The simplest and most useful such behaviour would be for the parser to not fetch and parse the body of a mod item when the body is kept in an external file. This would allow code to be segmented based on language version support.

However, this is not needed for this RFC and should be specified independently, if at all.

Drawbacks

This represents an additional “hoop” to jump through when contributing a new package to the ecosystem. It also represents (for Cargo), additional work in the form of almost assured requests from users for them to “do the right thing” in selecting packages with supported language versions.

Additionally, in the absence of a general “early attribute processing” system, this requires the parser to actively enforce the semantics of the rust_ver attribute. Having such processing hard-wired into the parser is not ideal, from a “separation of concerns” perspective.
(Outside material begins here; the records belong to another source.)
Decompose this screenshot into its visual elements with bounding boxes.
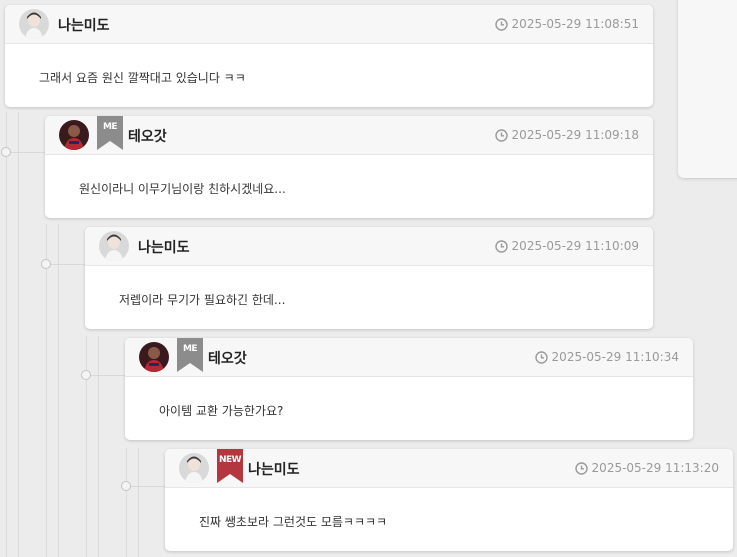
comment-timestamp: 2025-05-29 11:10:34 xyxy=(534,350,679,364)
timestamp-text: 2025-05-29 11:10:34 xyxy=(551,350,679,364)
timestamp-text: 2025-05-29 11:09:18 xyxy=(511,128,639,142)
comment-card: 나는미도 2025-05-29 11:10:09 저렙이라 무기가 필요하긴 한… xyxy=(85,227,653,329)
me-badge: ME xyxy=(97,116,123,150)
comment-header: 나는미도 2025-05-29 11:10:09 xyxy=(85,227,653,266)
comment-author[interactable]: 나는미도 xyxy=(138,237,190,257)
clock-icon xyxy=(534,350,548,364)
thread-line xyxy=(126,448,127,557)
thread-node xyxy=(121,481,131,491)
thread-node xyxy=(1,147,11,157)
avatar[interactable] xyxy=(179,453,209,483)
comment-timestamp: 2025-05-29 11:13:20 xyxy=(574,461,719,475)
comment-author[interactable]: 테오갓 xyxy=(128,126,167,146)
timestamp-text: 2025-05-29 11:10:09 xyxy=(511,239,639,253)
side-panel xyxy=(678,0,737,178)
comment-timestamp: 2025-05-29 11:10:09 xyxy=(494,239,639,253)
comment-text: 그래서 요즘 원신 깔짝대고 있습니다 ㅋㅋ xyxy=(39,71,246,85)
comment-text: 진짜 쌩초보라 그런것도 모름ㅋㅋㅋㅋ xyxy=(199,515,388,529)
comment-header: ME 테오갓 2025-05-29 11:10:34 xyxy=(125,338,693,377)
timestamp-text: 2025-05-29 11:13:20 xyxy=(591,461,719,475)
thread-branch xyxy=(88,375,125,376)
comment-text: 아이템 교환 가능한가요? xyxy=(159,404,284,418)
comment-timestamp: 2025-05-29 11:08:51 xyxy=(494,17,639,31)
thread-node xyxy=(81,370,91,380)
me-badge: ME xyxy=(177,338,203,372)
comment-header: NEW 나는미도 2025-05-29 11:13:20 xyxy=(165,449,733,488)
comment-card: NEW 나는미도 2025-05-29 11:13:20 진짜 쌩초보라 그런것… xyxy=(165,449,733,551)
thread-line xyxy=(46,224,47,557)
thread-branch xyxy=(128,486,165,487)
avatar[interactable] xyxy=(139,342,169,372)
thread-line xyxy=(18,112,19,557)
badge-label: ME xyxy=(182,344,198,354)
comment-author[interactable]: 나는미도 xyxy=(58,15,110,35)
comment-author[interactable]: 테오갓 xyxy=(208,348,247,368)
thread-line xyxy=(58,224,59,557)
badge-label: NEW xyxy=(218,455,242,465)
thread-branch xyxy=(8,152,45,153)
avatar[interactable] xyxy=(99,231,129,261)
comment-text: 저렙이라 무기가 필요하긴 한데... xyxy=(119,293,286,307)
comment-card: ME 테오갓 2025-05-29 11:10:34 아이템 교환 가능한가요? xyxy=(125,338,693,440)
clock-icon xyxy=(494,17,508,31)
comment-header: ME 테오갓 2025-05-29 11:09:18 xyxy=(45,116,653,155)
clock-icon xyxy=(494,239,508,253)
comment-header: 나는미도 2025-05-29 11:08:51 xyxy=(5,5,653,44)
thread-line xyxy=(138,448,139,557)
clock-icon xyxy=(494,128,508,142)
clock-icon xyxy=(574,461,588,475)
thread-branch xyxy=(48,264,85,265)
thread-line xyxy=(6,112,7,557)
avatar[interactable] xyxy=(59,120,89,150)
comment-author[interactable]: 나는미도 xyxy=(248,459,300,479)
comment-text: 원신이라니 이무기님이랑 친하시겠네요... xyxy=(79,182,286,196)
new-badge: NEW xyxy=(217,449,243,483)
comment-timestamp: 2025-05-29 11:09:18 xyxy=(494,128,639,142)
thread-node xyxy=(41,259,51,269)
avatar[interactable] xyxy=(19,9,49,39)
comment-card: ME 테오갓 2025-05-29 11:09:18 원신이라니 이무기님이랑 … xyxy=(45,116,653,218)
comment-card: 나는미도 2025-05-29 11:08:51 그래서 요즘 원신 깔짝대고 … xyxy=(5,5,653,107)
timestamp-text: 2025-05-29 11:08:51 xyxy=(511,17,639,31)
thread-line xyxy=(98,336,99,557)
badge-label: ME xyxy=(102,122,118,132)
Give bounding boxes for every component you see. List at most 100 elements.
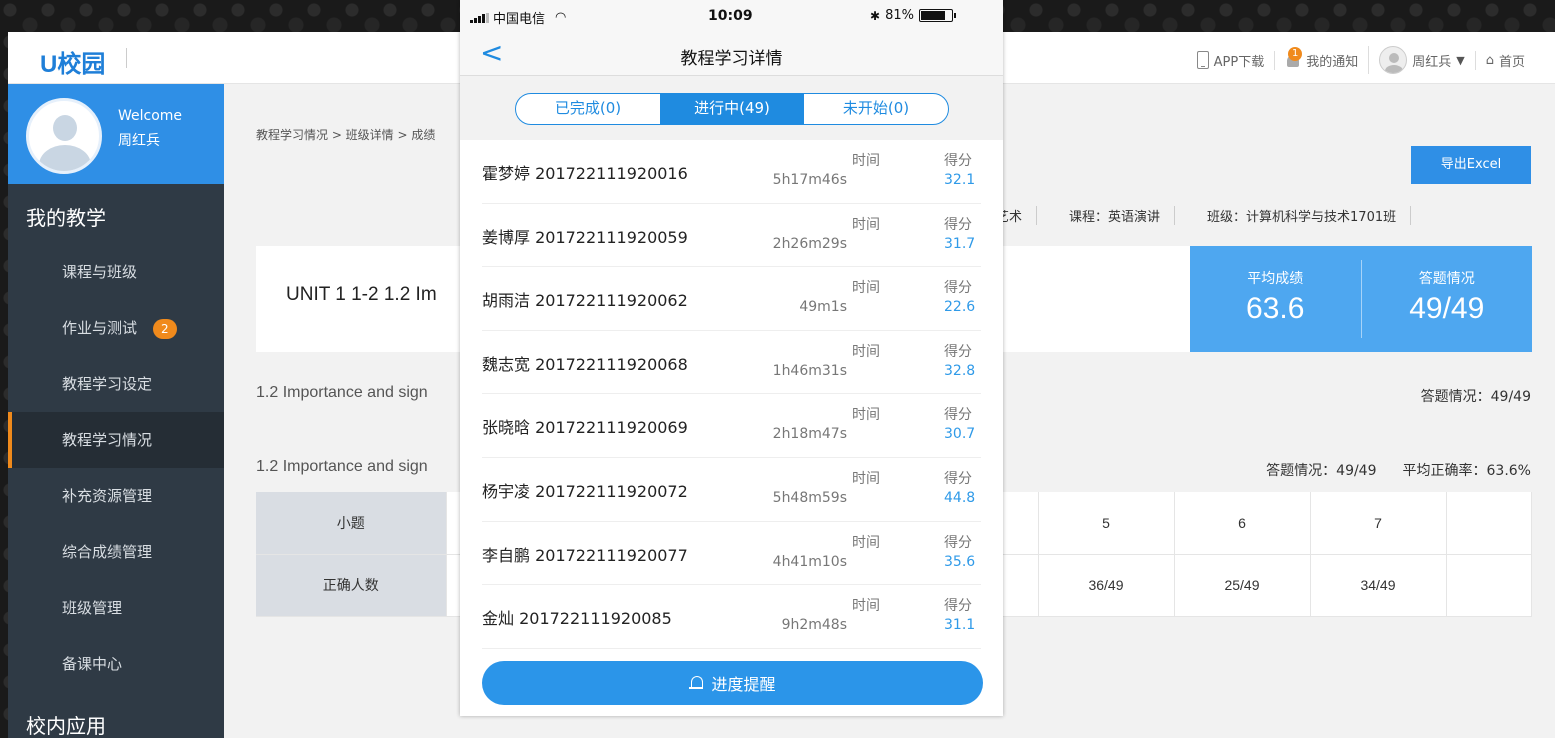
sidebar-item-resources[interactable]: 补充资源管理	[8, 468, 224, 524]
list-item[interactable]: 杨宇凌 201722111920072 时间 5h48m59s 得分 44.8	[482, 458, 981, 522]
section-campus-apps: 校内应用	[26, 714, 106, 738]
time-label: 时间	[852, 407, 880, 424]
table-cell: 36/49	[1038, 554, 1175, 617]
list-item[interactable]: 魏志宽 201722111920068 时间 1h46m31s 得分 32.8	[482, 331, 981, 395]
table-cell	[1446, 492, 1532, 555]
app-download-label: APP下载	[1213, 54, 1265, 70]
time-label: 时间	[852, 534, 880, 551]
home-icon: ⌂	[1485, 52, 1494, 68]
status-time: 10:09	[708, 8, 753, 24]
tab-in-progress[interactable]: 进行中(49)	[660, 94, 804, 124]
sidebar-item-homework[interactable]: 作业与测试 2	[8, 300, 224, 356]
list-item[interactable]: 李自鹏 201722111920077 时间 4h41m10s 得分 35.6	[482, 522, 981, 586]
student-name: 金灿 201722111920085	[482, 609, 672, 629]
score-label: 得分	[944, 534, 972, 551]
time-value: 4h41m10s	[772, 553, 847, 570]
score-label: 得分	[944, 470, 972, 487]
answer-status-label: 答题情况	[1418, 271, 1475, 287]
average-score-label: 平均成绩	[1247, 271, 1304, 287]
score-label: 得分	[944, 280, 972, 297]
answer-status-value: 49/49	[1409, 292, 1485, 325]
home-link[interactable]: ⌂ 首页	[1474, 50, 1535, 70]
table-cell: 34/49	[1310, 554, 1447, 617]
student-name: 姜博厚 201722111920059	[482, 227, 688, 247]
time-label: 时间	[852, 153, 880, 169]
tab-not-started[interactable]: 未开始(0)	[804, 94, 948, 124]
battery-icon	[918, 9, 956, 22]
student-name: 杨宇凌 201722111920072	[482, 481, 688, 501]
subsection-accuracy: 平均正确率：63.6%	[1402, 463, 1531, 479]
user-menu[interactable]: 周红兵 ▼	[1368, 46, 1474, 74]
score-label: 得分	[944, 343, 972, 360]
average-score-stat: 平均成绩 63.6	[1190, 260, 1362, 338]
notifications-link[interactable]: 1 我的通知	[1274, 47, 1368, 70]
subsection-answer-status: 答题情况：49/49	[1266, 463, 1377, 479]
top-right-actions: APP下载 1 我的通知 周红兵 ▼ ⌂ 首页	[1187, 46, 1535, 74]
mobile-phone-icon	[1196, 51, 1209, 69]
sidebar-item-prep-center[interactable]: 备课中心	[8, 636, 224, 692]
table-cell: 6	[1174, 492, 1311, 555]
notifications-label: 我的通知	[1306, 54, 1359, 70]
time-label: 时间	[852, 280, 880, 297]
score-label: 得分	[944, 407, 972, 424]
app-download-link[interactable]: APP下载	[1187, 51, 1275, 70]
score-value: 35.6	[944, 553, 976, 570]
score-value: 32.1	[944, 172, 976, 188]
sidebar: Welcome 周红兵 我的教学 课程与班级 作业与测试 2 教程学习设定 教程学…	[8, 84, 224, 738]
notification-count-badge: 1	[1288, 47, 1303, 61]
sidebar-item-label: 作业与测试	[62, 319, 138, 337]
sidebar-item-tutorial-status[interactable]: 教程学习情况	[8, 412, 224, 468]
segment-area: 已完成(0) 进行中(49) 未开始(0)	[460, 76, 1003, 140]
answer-status-stat: 答题情况 49/49	[1362, 246, 1533, 352]
time-value: 1h46m31s	[772, 362, 847, 379]
course-name: 课程：英语演讲	[1069, 206, 1176, 225]
stats-panel: 平均成绩 63.6 答题情况 49/49	[1190, 246, 1532, 352]
sidebar-item-grades[interactable]: 综合成绩管理	[8, 524, 224, 580]
table-cell	[1446, 554, 1532, 617]
caret-down-icon: ▼	[1456, 53, 1465, 67]
battery-percent: 81%	[885, 8, 914, 23]
table-header-correct-count: 正确人数	[256, 554, 447, 617]
logo[interactable]: U校园	[40, 44, 105, 79]
student-name: 魏志宽 201722111920068	[482, 354, 688, 374]
tab-completed[interactable]: 已完成(0)	[516, 94, 660, 124]
score-value: 32.8	[944, 362, 976, 379]
time-value: 2h18m47s	[772, 426, 847, 443]
sidebar-item-tutorial-settings[interactable]: 教程学习设定	[8, 356, 224, 412]
average-score-value: 63.6	[1246, 292, 1305, 325]
score-value: 22.6	[944, 299, 976, 316]
list-item[interactable]: 霍梦婷 201722111920016 时间 5h17m46s 得分 32.1	[482, 140, 981, 204]
table-cell: 7	[1310, 492, 1447, 555]
section-my-teaching: 我的教学	[26, 206, 106, 230]
course-meta: 语演讲的艺术 课程：英语演讲 班级：计算机科学与技术1701班	[944, 206, 1412, 225]
list-item[interactable]: 姜博厚 201722111920059 时间 2h26m29s 得分 31.7	[482, 204, 981, 268]
welcome-greeting: Welcome	[118, 108, 183, 124]
battery-level	[920, 11, 946, 20]
score-label: 得分	[944, 216, 972, 233]
progress-reminder-button[interactable]: 进度提醒	[482, 661, 983, 705]
time-label: 时间	[852, 598, 880, 615]
avatar[interactable]	[26, 98, 102, 174]
bell-icon	[689, 675, 705, 691]
sidebar-item-classes[interactable]: 班级管理	[8, 580, 224, 636]
breadcrumb[interactable]: 教程学习情况 > 班级详情 > 成绩	[256, 126, 435, 143]
carrier-info: 中国电信 ◠	[470, 8, 566, 27]
table-cell: 5	[1038, 492, 1175, 555]
list-item[interactable]: 金灿 201722111920085 时间 9h2m48s 得分 31.1	[482, 585, 981, 649]
export-excel-button[interactable]: 导出Excel	[1411, 146, 1531, 184]
list-item[interactable]: 张晓晗 201722111920069 时间 2h18m47s 得分 30.7	[482, 394, 981, 458]
unit-title: UNIT 1 1-2 1.2 Im	[286, 284, 437, 305]
page-title: 教程学习详情	[680, 49, 783, 69]
class-name: 班级：计算机科学与技术1701班	[1207, 206, 1412, 225]
mobile-screen: 中国电信 ◠ 10:09 ✱ 81% < 教程学习详情 已完成(0) 进行中(4…	[460, 0, 1003, 716]
subsection-title: 1.2 Importance and sign	[256, 458, 428, 475]
home-label: 首页	[1498, 54, 1525, 70]
score-label: 得分	[944, 598, 972, 615]
signal-icon	[470, 12, 489, 23]
student-name: 霍梦婷 201722111920016	[482, 164, 688, 183]
time-label: 时间	[852, 470, 880, 487]
carrier-name: 中国电信	[493, 12, 546, 27]
sidebar-item-courses[interactable]: 课程与班级	[8, 244, 224, 300]
welcome-panel: Welcome 周红兵	[8, 84, 224, 184]
list-item[interactable]: 胡雨洁 201722111920062 时间 49m1s 得分 22.6	[482, 267, 981, 331]
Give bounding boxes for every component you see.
If the “language version gate” idea is adopted, this likely means additional internal complexity in the compiler to define, check, and assert these gates, for every new feature introduced.

Alternatives

One alternative is to simply do nothing. This will likely cause, at worst, minor discomfort to users, until a backward-incompatible version of the language comes into existence. It should be noted that these changes would be difficult to make at a later date, since in order to be effective, all existing packages would have to be updated. That said, provided there is sufficient time between implementation and the existence of a backward-incompatible version of Rust, any negative effects are likely to be minimal.

The package ecosystem concerns could also potentially be ameliorated prior to a backward-incompatible transition by tagging all existing packages with external metadata and requiring all new or updated packages to specify a version number.

A potential alternative to the simple rust_ver syntax would be to allow for more specific version specifications. For example, "1.3 .. 1.3.78, 1.4 .." might be used to work around problems in specific versions. However, this is really more appropriate for the cfg attribute.

Unresolved questions

What should the exact name of the attribute be?


#2

I agree. Adding a version attribute is one of the easiest ways to allow for backwards compatible changes, as long as you do it from the getgo.